Monday, February 23, 2009

An apple a day....

MY ASS.

I'm not really much for hypochondriasis. The sniffles are not a sinus infection. Nausea happens to everyone. And the common cold is probably employed with such a name as common because that's exactly what it is: common. I am starting to get a little concerned though. In the past year, my health has been severely annoying and expensive! I have done the whole healthy eating and exercise thing, the quitting smoking thing, the sleeping well thing... and I still manage to get really, really ill.

To sum up the laundry list of symptoms we'll just go with diagnoses from the many doctors I have had the unfortunate chance of meeting... ready?

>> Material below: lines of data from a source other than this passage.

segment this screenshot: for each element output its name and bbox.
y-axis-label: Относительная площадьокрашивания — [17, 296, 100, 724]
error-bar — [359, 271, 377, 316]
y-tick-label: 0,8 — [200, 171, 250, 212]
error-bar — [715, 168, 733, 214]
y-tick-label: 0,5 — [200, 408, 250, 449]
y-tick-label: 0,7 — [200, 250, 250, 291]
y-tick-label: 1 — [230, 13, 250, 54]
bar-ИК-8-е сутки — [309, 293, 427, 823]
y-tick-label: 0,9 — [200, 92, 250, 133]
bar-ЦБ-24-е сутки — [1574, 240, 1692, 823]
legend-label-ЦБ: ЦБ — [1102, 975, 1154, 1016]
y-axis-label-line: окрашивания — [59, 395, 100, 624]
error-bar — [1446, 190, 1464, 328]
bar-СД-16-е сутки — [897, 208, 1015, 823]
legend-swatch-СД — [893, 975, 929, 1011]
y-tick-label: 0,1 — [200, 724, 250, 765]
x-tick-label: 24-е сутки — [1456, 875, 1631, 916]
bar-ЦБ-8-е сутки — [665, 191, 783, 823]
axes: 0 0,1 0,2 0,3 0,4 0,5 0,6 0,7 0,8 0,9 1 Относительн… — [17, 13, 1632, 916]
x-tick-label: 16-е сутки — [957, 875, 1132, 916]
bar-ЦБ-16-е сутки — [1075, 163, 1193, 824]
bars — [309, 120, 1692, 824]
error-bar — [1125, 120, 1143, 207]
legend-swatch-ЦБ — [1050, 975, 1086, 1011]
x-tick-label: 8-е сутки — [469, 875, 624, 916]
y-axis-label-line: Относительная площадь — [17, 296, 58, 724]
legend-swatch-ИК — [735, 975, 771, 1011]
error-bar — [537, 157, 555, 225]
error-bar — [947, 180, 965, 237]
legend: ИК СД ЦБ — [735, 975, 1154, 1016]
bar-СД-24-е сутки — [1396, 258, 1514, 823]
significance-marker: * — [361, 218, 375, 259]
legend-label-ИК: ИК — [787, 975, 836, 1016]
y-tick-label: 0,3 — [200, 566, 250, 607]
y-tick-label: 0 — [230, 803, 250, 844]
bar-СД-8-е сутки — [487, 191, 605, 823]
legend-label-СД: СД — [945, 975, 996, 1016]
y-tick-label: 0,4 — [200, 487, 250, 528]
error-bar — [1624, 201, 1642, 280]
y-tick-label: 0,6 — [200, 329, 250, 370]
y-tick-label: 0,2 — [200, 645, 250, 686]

In the past year I have had:

*Pneumonia THREE times (something most people get maybe once in their lifetime if at all)

*Sinus infections

*The flu in conjunction with a sinus infection and pneumonia

*More "common colds" than most people get in their lifetime

*Appendicitis that meant I was great one day and had emergency surgery the next.

*Dizzy spells accompanied by nausea and severe stomach pain

*Back pain that averages a 5 and will sometimes twinge to a 7 or 8 if I move in the wrong direction

*UTIs and yeast infections (was tested for STDs and came back clean... no worries there!)

*Daily headaches that range from a dull ache to migranes that make my eyeballs hurt.

Something most people don't know about me is that I hate doctors. They make too much money by giving people prescriptions that are too expensive. I don't take pain medication unless I can not bear it any longer. Case in point, I went in for my appendicitis without taking anything but Gas-X thinking that it must have been gas. The girl that came in behind me had the same thing and was doubled over in pain after taking whatever she could to dull it. I was treated last of everyone in the emergency room and ended up being the one with an almost bursting appendicitis. Hers was barely inflamed. I didn't take any pain meds until after the surgery and only so I could walk because I was being rushed out of my room. So to say I have a high tolerance for pain might be an understatement but whatever the case.... this is what worries me.

I waited until the last minute for a severe condition to go to the ER to get checked out for something I thought was nothing more than a really bad stomach ache. I worry that I am doing the same thing now. Waiting until the last minute that could be something serious. The symptoms are somewhat manageable for me, but maybe I am just building up a tolerance for always being in pain and always being sick? Treating symptoms but not the cause?

What's bringing all this on is mostly the dizzy spells. They're getting worse. Sometimes I'll be driving and the whole world kind of turns to the right and then back to the left and then it's normal. Followed by a nasty case of nausea. I've noticed that my depth perception is way off. I'll go to put something down at work on what I think is the counter and then realize I have misjudged and almost drop it on the floor. I do this all the time. Sometimes I'll be sitting in bed and not moving and all of a sudden I'm dizzy. It's ridiculous. I know I can't keep on living like all of this is normal. Somewhere deep down I know you're not supposed to get pneumonia three times in one year and consider yourself a healthy person. But what kind of doctor would I go to? Without being treated like a hypochondriac? Because I'm not one. I'm not even scared by all of these things. The dizziness concerns me but I'm not really freaked out by any of it. I just toss it off as stress and maybe I just need a good back massage, where most people would be running to a doctor.

But what if my pride is getting me in trouble this time? What if there is something wrong and I'm just too stubborn to do anything about it? Questions that are immediately answered in my head: "You're fine, quit worrying about it."